KraneShares CIO Brendan Ahern joins Morning Brief to discuss the stimulus efforts and the outlook for China stocks.

"We've seen the monetary fiscal bazooka unleashed, really geared to supporting the real estate sector, which obviously has depressed prices, have really weighed on consumer confidence, domestic consumption... You're also seeing outright the PBoC (People's Bank of China) and CSRC (China Securities Regulatory Commission) — their version of the SEC — saying we'll give insurance companies, mutual fund families, brokerage firms, 500 billion RMB to buy stocks. If that doesn't get the stock market up, we'll give them another 500 billion," Ahen says of the stimulus measures.

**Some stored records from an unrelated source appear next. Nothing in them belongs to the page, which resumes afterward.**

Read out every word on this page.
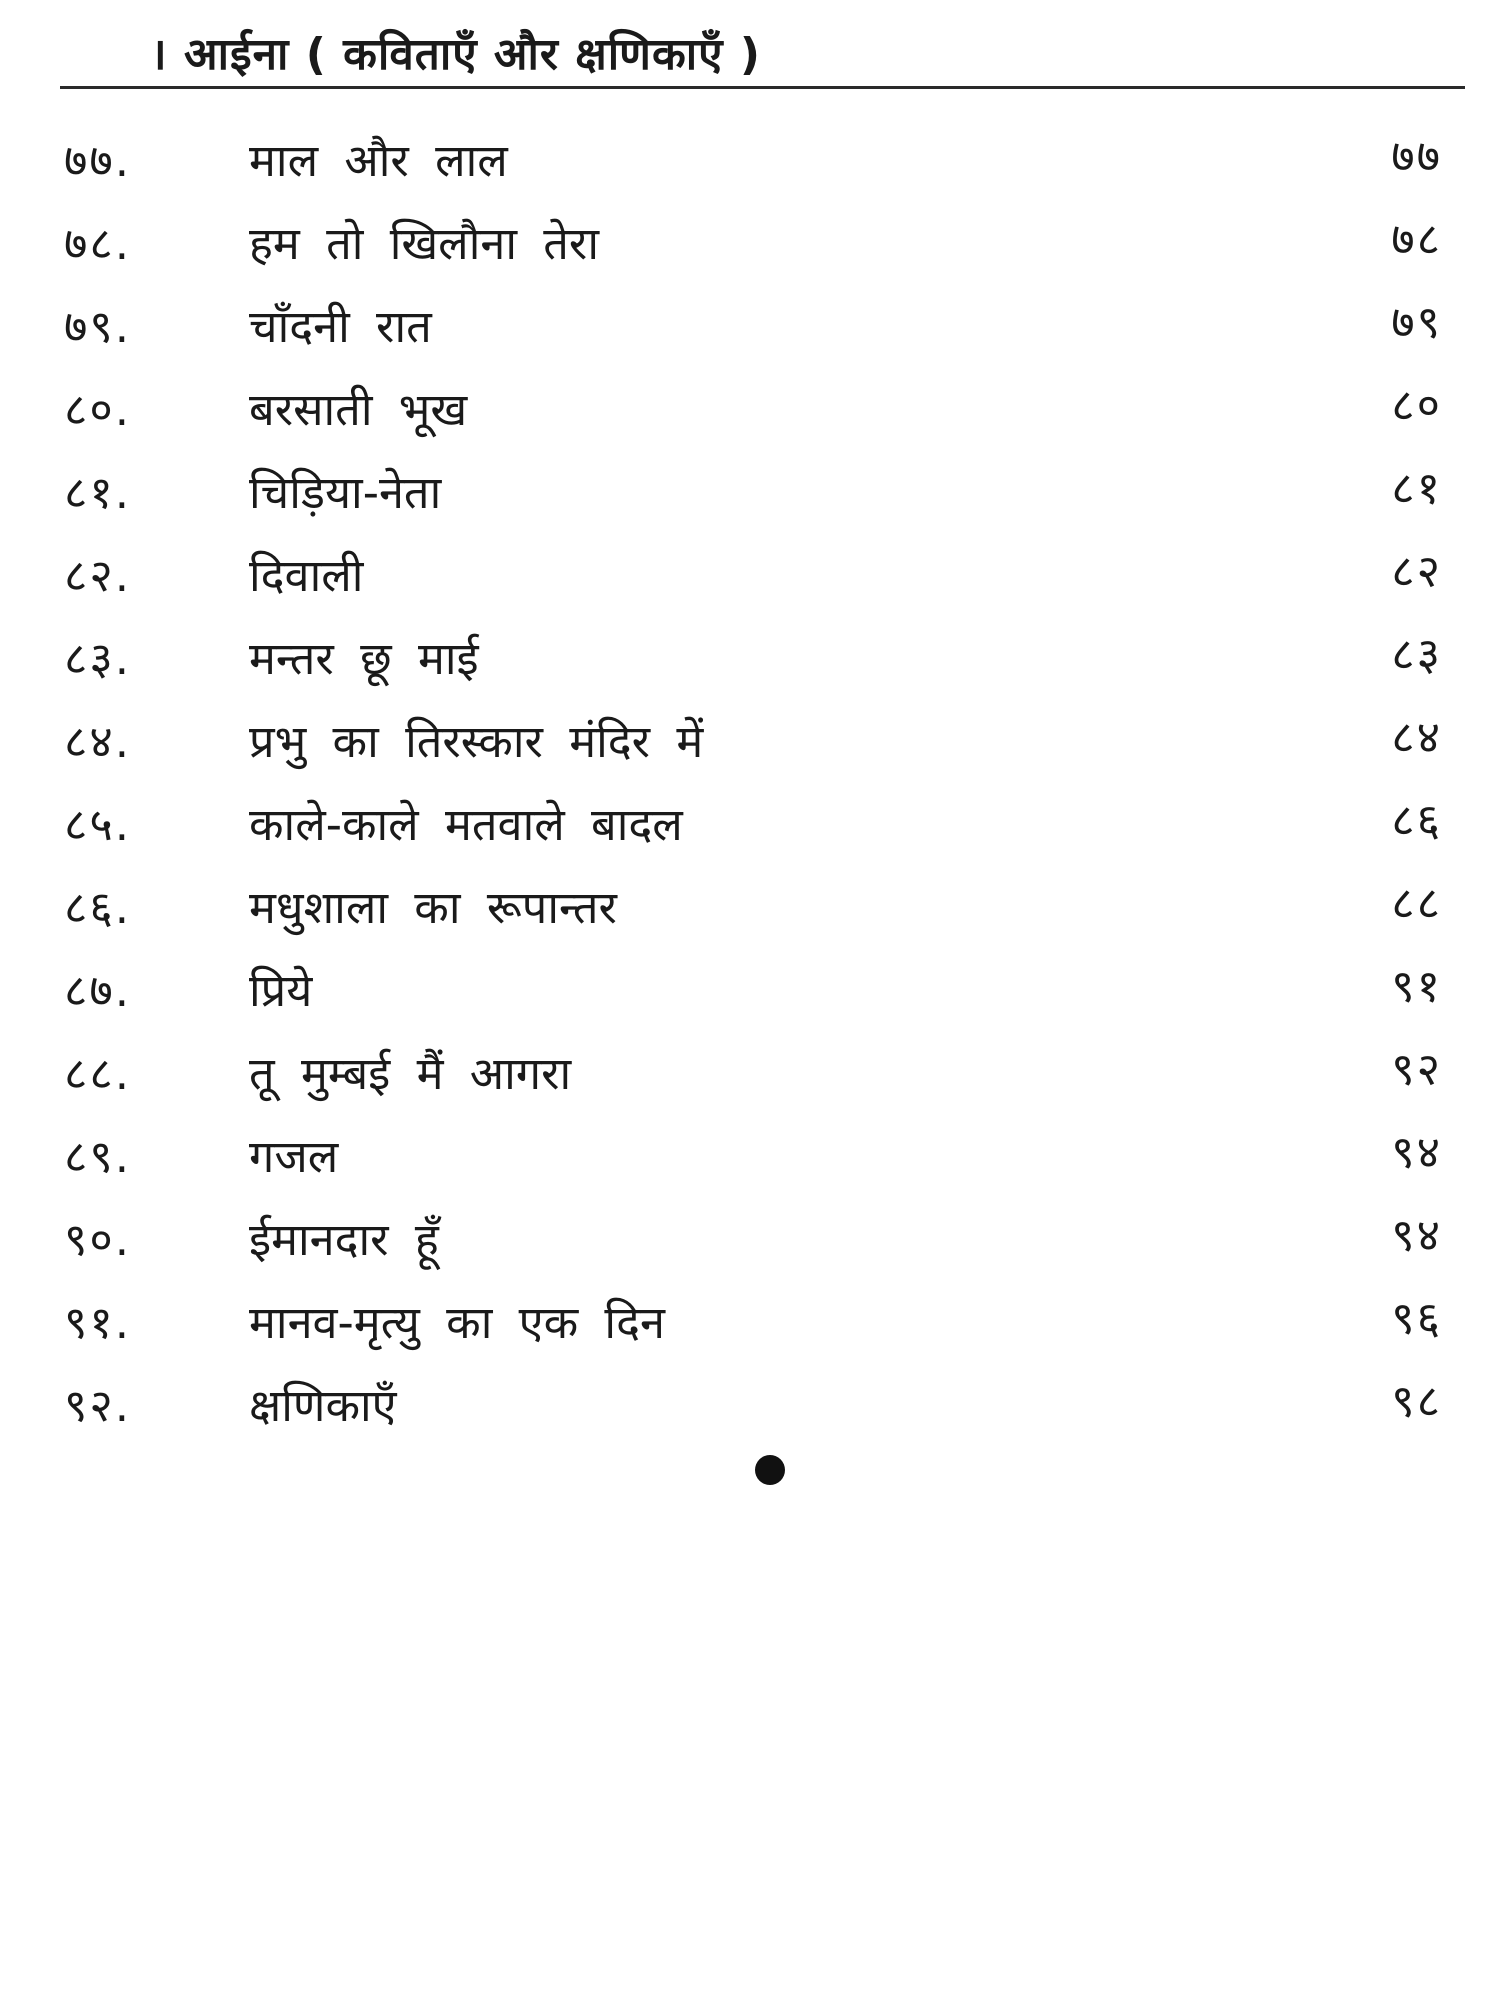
। आईना ( कविताएँ और क्षणिकाएँ )
७७.	माल और लाल	७७
७८.	हम तो खिलौना तेरा	७८
७९.	चाँदनी रात	७९
८०.	बरसाती भूख	८०
८१.	चिड़िया-नेता	८१
८२.	दिवाली	८२
८३.	मन्तर छू माई	८३
८४.	प्रभु का तिरस्कार मंदिर में	८४
८५.	काले-काले मतवाले बादल	८६
८६.	मधुशाला का रूपान्तर	८८
८७.	प्रिये	९१
८८.	तू मुम्बई मैं आगरा	९२
८९.	गजल	९४
९०.	ईमानदार हूँ	९४
९१.	मानव-मृत्यु का एक दिन	९६
९२.	क्षणिकाएँ	९८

However, he notes that there still hasn't been a clear articulation of fiscal policy. "What are they going to do in terms of its consumption vouchers? What are the things they're going to do to get domestic consumption up?" he asks. He hopes the People's Bank of China will offer more clarity over the next several weeks, which could offer more good news for markets.

00:00 Speaker A

Hong Kong stocks taking a little bit of a breather today. This after 13 straight days of gains, following a wave of stimulus measures aimed at bolstering the country's lagging economy to discuss what's next for stocks in the region. We've got Brendan Ahern, who's the Creanshares CIO. Here with us in studio, great to have you here live and living color. All right, so, Brendan, you know, as we're thinking about the broader stimulus that's been put into effect in the region, and the companies that have been beneficiaries very early on, where do you see this permeating even further from here?

00:46 Brendan Ahern

Yeah, I think the key, Brad, is that we've seen the, uh, monetary fiscal bazooka unleashed, really geared to supporting the real estate sector, which obviously has, uh, depressed prices have really weighed on, uh, consumer confidence, domestic consumption, two-thirds of urban household wealth and real estate. You're also seeing outright this, uh, PBOC and CSRC, their version of the SEC, saying we'll give insurance companies, mutual fund families, brokerage firms, 500 billion RMB to buy stocks. If that doesn't get the stock market up, we'll give them another 500 billion. What we haven't seen yet is actually the articulation of the fiscal policy. What are they going to do in terms of its consumption vouchers? What are the things they're going to do to get domestic consumption up? I think that gets articulated over the next several weeks. So we have a lot more good news coming potentially.

02:09 Speaker A

Brendan, how critical is that just in terms of this outperformance narrative? Because there has been a number of people that have come out, a number of investors even on this show, or strategists coming out saying that what we've heard so far is not enough to really reignite some of that growth within China. Do you think that's true at this point?

02:36 Brendan Ahern

Um, I mean, I, I love the skepticism. I love the people still on the sidelines. I love all the people still underweight because this is a supertanker shifting, right? The Chinese economy struggled the last several years. Investors exceedingly overweight just two weeks ago, we had the Bank of America mutual fund, uh, survey, number one position, mag 7, number two, short China. So, so we've only really seen the touch of the fast money crowd, the proverbial hedge fund crowd, pivot back into the space. Think about all of the Q3, um, investment committee reviews, board meetings, trustees, to, to move investor sentiment towards China or really, really in the very, very early innings. And then I think you, you had the high probability of better news coming, right? Instead of looking through the rear view mirror, let's look through the windshield.

While JPMorgan has warned investors about the risks of chasing the rally given its high valuations, Ahern argues it's still in the "very, very early innings." With more information from Chinese officials expected, the rally could continue. He adds, "Instead of looking through the rearview mirror, let's look through the windshield."